You Can’t Hurt Me by David Goggins

I had never heard of David Goggins before I read his memoir. Strangely enough, his book You Can’t Hurt Me was more a re-telling of the various ways in his life in which he has been hurt. While early in his life he was numb and overly indulgent, a switch flipped in early adulthood and he became an obsessive ultra-marathoner, Navy SEAL, and pull-up world record holder.

I found the book super interesting, but it sold itself as a way to conquer your mind and overcome odds — and then came across as a guy trying to prove he did that by ignoring injuries to boost his ego by doing stuff ordinary people don’t do (and probably shouldn’t). To be fair, Goggins leveraged a lot of his athletic pursuits to raise money for Wounded Warriors, etc., but his book barely mentions that and comes across more like an Ode to Self.

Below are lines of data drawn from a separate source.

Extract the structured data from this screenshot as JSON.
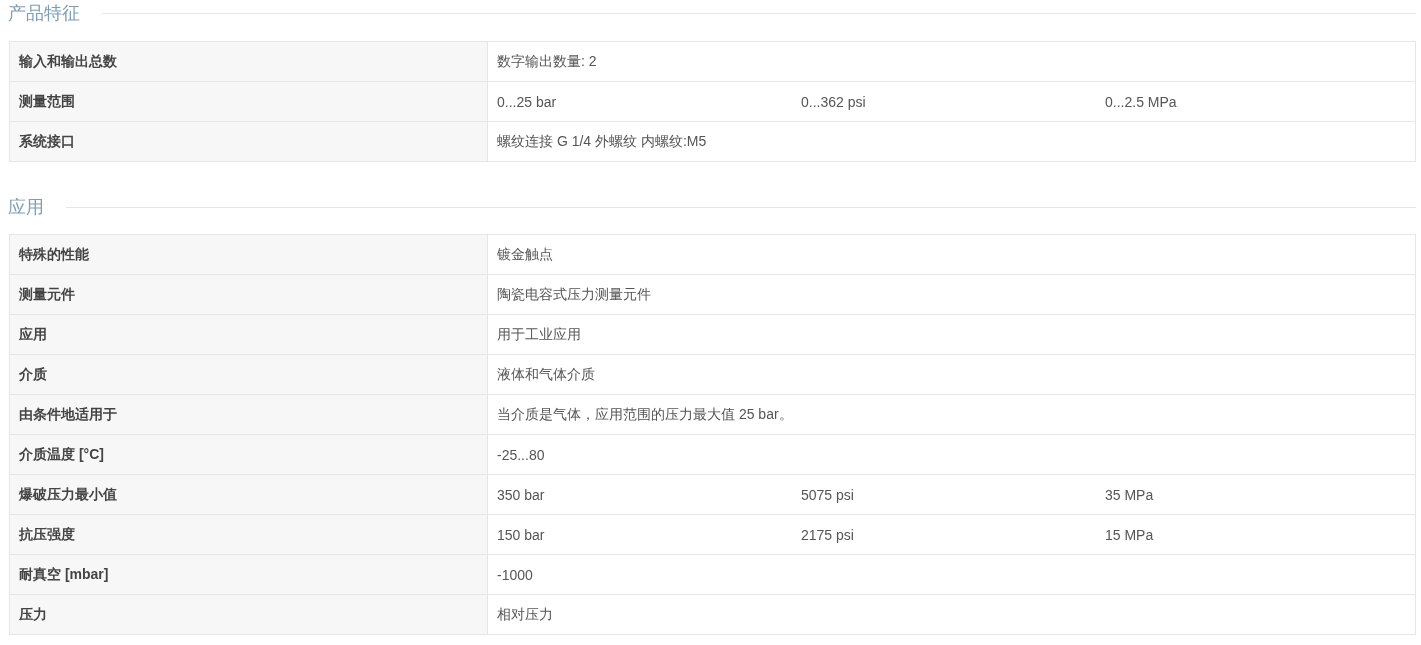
{
  "sections": [
    {
      "title": "产品特征",
      "rows": [
        {
          "label": "输入和输出总数",
          "values": [
            "数字输出数量: 2"
          ]
        },
        {
          "label": "测量范围",
          "values": [
            "0...25 bar",
            "0...362 psi",
            "0...2.5 MPa"
          ]
        },
        {
          "label": "系统接口",
          "values": [
            "螺纹连接 G 1/4 外螺纹 内螺纹:M5"
          ]
        }
      ]
    },
    {
      "title": "应用",
      "rows": [
        {
          "label": "特殊的性能",
          "values": [
            "镀金触点"
          ]
        },
        {
          "label": "测量元件",
          "values": [
            "陶瓷电容式压力测量元件"
          ]
        },
        {
          "label": "应用",
          "values": [
            "用于工业应用"
          ]
        },
        {
          "label": "介质",
          "values": [
            "液体和气体介质"
          ]
        },
        {
          "label": "由条件地适用于",
          "values": [
            "当介质是气体，应用范围的压力最大值 25 bar。"
          ]
        },
        {
          "label": "介质温度 [°C]",
          "values": [
            "-25...80"
          ]
        },
        {
          "label": "爆破压力最小值",
          "values": [
            "350 bar",
            "5075 psi",
            "35 MPa"
          ]
        },
        {
          "label": "抗压强度",
          "values": [
            "150 bar",
            "2175 psi",
            "15 MPa"
          ]
        },
        {
          "label": "耐真空 [mbar]",
          "values": [
            "-1000"
          ]
        },
        {
          "label": "压力",
          "values": [
            "相对压力"
          ]
        }
      ]
    }
  ]
}
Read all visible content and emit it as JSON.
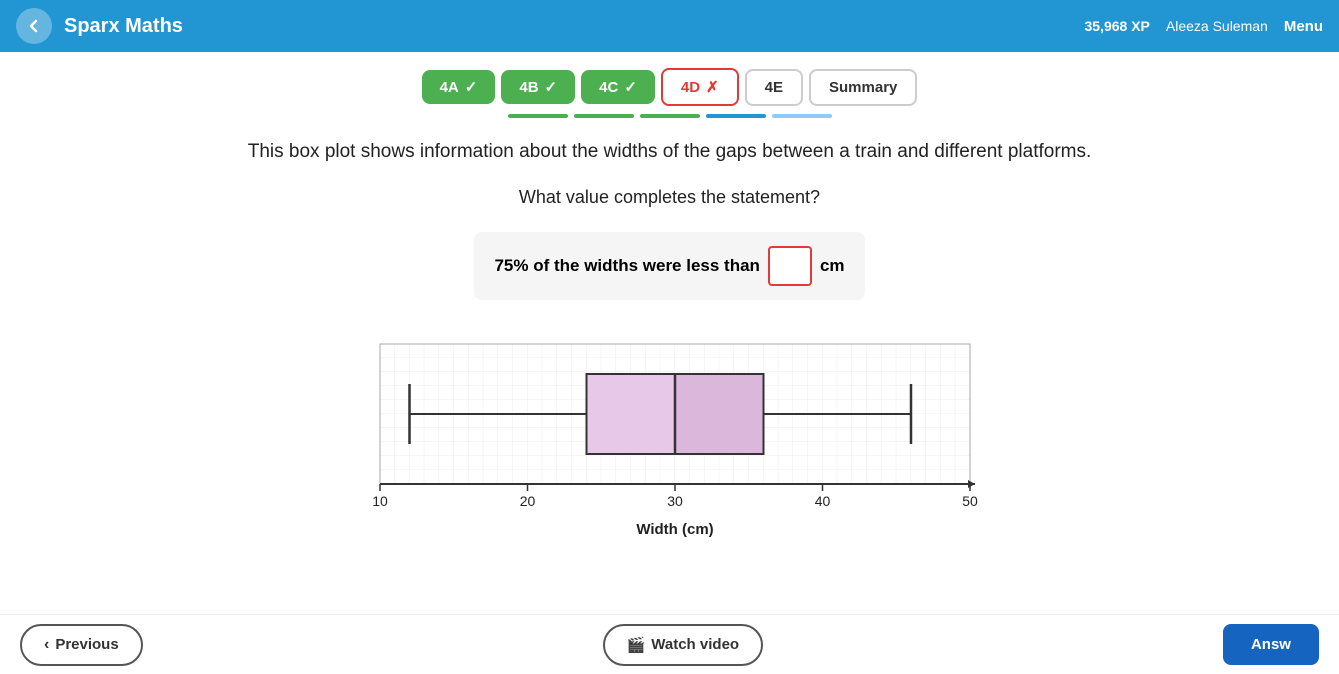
{
  "header": {
    "back_icon": "chevron-left",
    "title": "Sparx Maths",
    "xp": "35,968 XP",
    "user": "Aleeza Suleman",
    "menu": "Menu"
  },
  "tabs": [
    {
      "id": "4A",
      "label": "4A",
      "state": "complete",
      "icon": "✓"
    },
    {
      "id": "4B",
      "label": "4B",
      "state": "complete",
      "icon": "✓"
    },
    {
      "id": "4C",
      "label": "4C",
      "state": "complete",
      "icon": "✓"
    },
    {
      "id": "4D",
      "label": "4D",
      "state": "active",
      "icon": "✗"
    },
    {
      "id": "4E",
      "label": "4E",
      "state": "plain"
    },
    {
      "id": "summary",
      "label": "Summary",
      "state": "plain"
    }
  ],
  "question": {
    "text": "This box plot shows information about the widths of the gaps between a train and different platforms.",
    "sub": "What value completes the statement?",
    "statement": {
      "prefix": "75% of the widths were less than",
      "suffix": "cm",
      "placeholder": ""
    }
  },
  "chart": {
    "x_min": 10,
    "x_max": 50,
    "x_labels": [
      "10",
      "20",
      "30",
      "40",
      "50"
    ],
    "x_axis_label": "Width (cm)",
    "whisker_min": 12,
    "q1": 24,
    "median": 30,
    "q3": 36,
    "whisker_max": 46
  },
  "footer": {
    "prev_label": "Previous",
    "watch_label": "Watch video",
    "answer_label": "Answ"
  }
}
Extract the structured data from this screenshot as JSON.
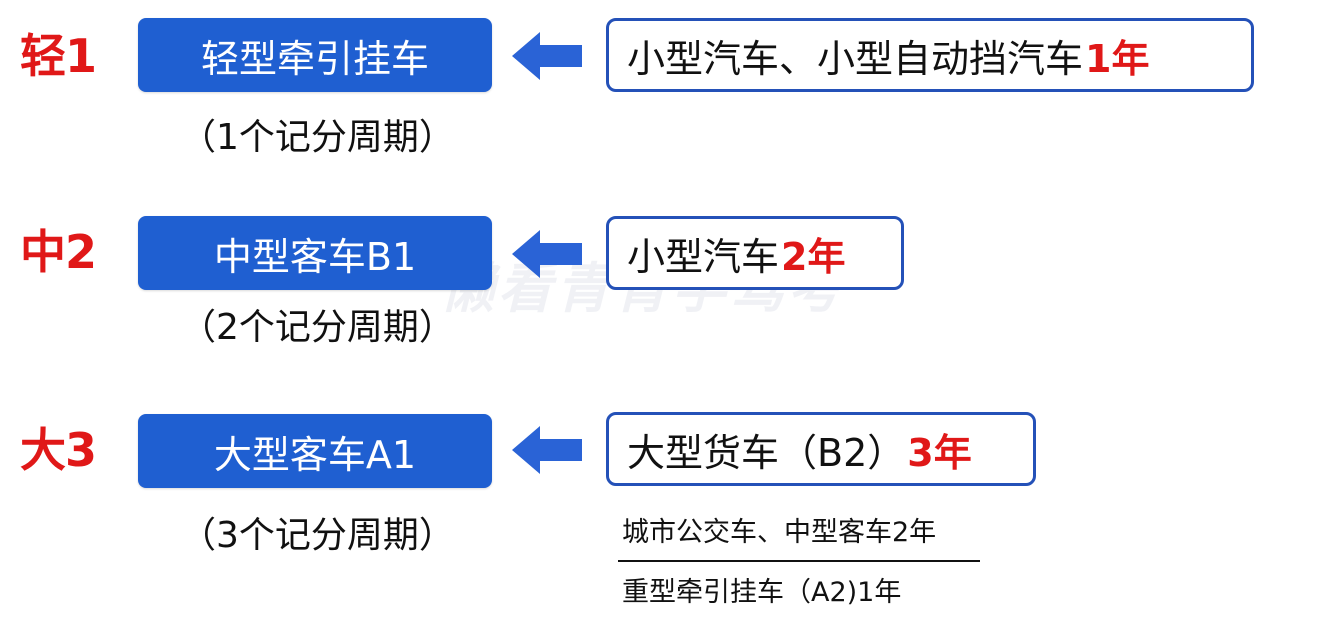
{
  "rows": [
    {
      "level": "轻1",
      "type": "轻型牵引挂车",
      "period": "（1个记分周期）",
      "source": "小型汽车、小型自动挡汽车",
      "years": "1年"
    },
    {
      "level": "中2",
      "type": "中型客车B1",
      "period": "（2个记分周期）",
      "source": "小型汽车",
      "years": "2年"
    },
    {
      "level": "大3",
      "type": "大型客车A1",
      "period": "（3个记分周期）",
      "source": "大型货车（B2）",
      "years": "3年",
      "notes": [
        "城市公交车、中型客车2年",
        "重型牵引挂车（A2)1年"
      ]
    }
  ],
  "watermark": "懒看青青学驾考",
  "colors": {
    "level_red": "#e01818",
    "button_blue": "#1f5fd1",
    "border_blue": "#2451b8",
    "arrow_blue": "#2a63d6"
  }
}
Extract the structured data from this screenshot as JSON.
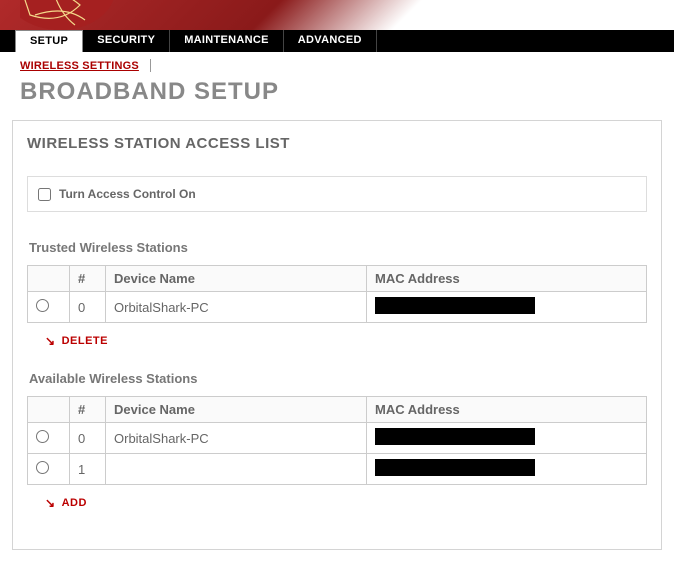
{
  "tabs": {
    "setup": "SETUP",
    "security": "SECURITY",
    "maintenance": "MAINTENANCE",
    "advanced": "ADVANCED"
  },
  "subnav": {
    "wireless_settings": "WIRELESS SETTINGS"
  },
  "page_title": "BROADBAND SETUP",
  "section_title": "WIRELESS STATION ACCESS LIST",
  "access_control_label": "Turn Access Control On",
  "columns": {
    "num": "#",
    "device": "Device Name",
    "mac": "MAC Address"
  },
  "trusted": {
    "title": "Trusted Wireless Stations",
    "rows": [
      {
        "num": "0",
        "device": "OrbitalShark-PC",
        "mac_hidden": true
      }
    ],
    "action": "DELETE"
  },
  "available": {
    "title": "Available Wireless Stations",
    "rows": [
      {
        "num": "0",
        "device": "OrbitalShark-PC",
        "mac_hidden": true
      },
      {
        "num": "1",
        "device": "",
        "mac_hidden": true
      }
    ],
    "action": "ADD"
  }
}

Fascinating? Yes. But the tone (for me) did not inspire, it made me want to give Goggins a hug and tell him he had nothing to prove to anyone.

Just Mercy by Bryan Stevenson

I’d had this book on hold at the library for months, and my turn finally came up. It’s been a wildly popular title and while I’d seen the movie, I was excited to read the book. It did not disappoint, with inspiring stories about Stevenson’s work at The Justice Initiative, advocating for falsely imprisoned men and youth who were enduring unfairly harsh sentences.

We need people like Stevenson in this world, willing to do the work of fighting for those most of us don’t spend much time thinking about. I’m grateful for this book and the realities it awakened in me. Strangely enough, he’s sort of a more noble version of Goggins — doing impossibly hard things with tireless energy, but for the good of others instead of himself.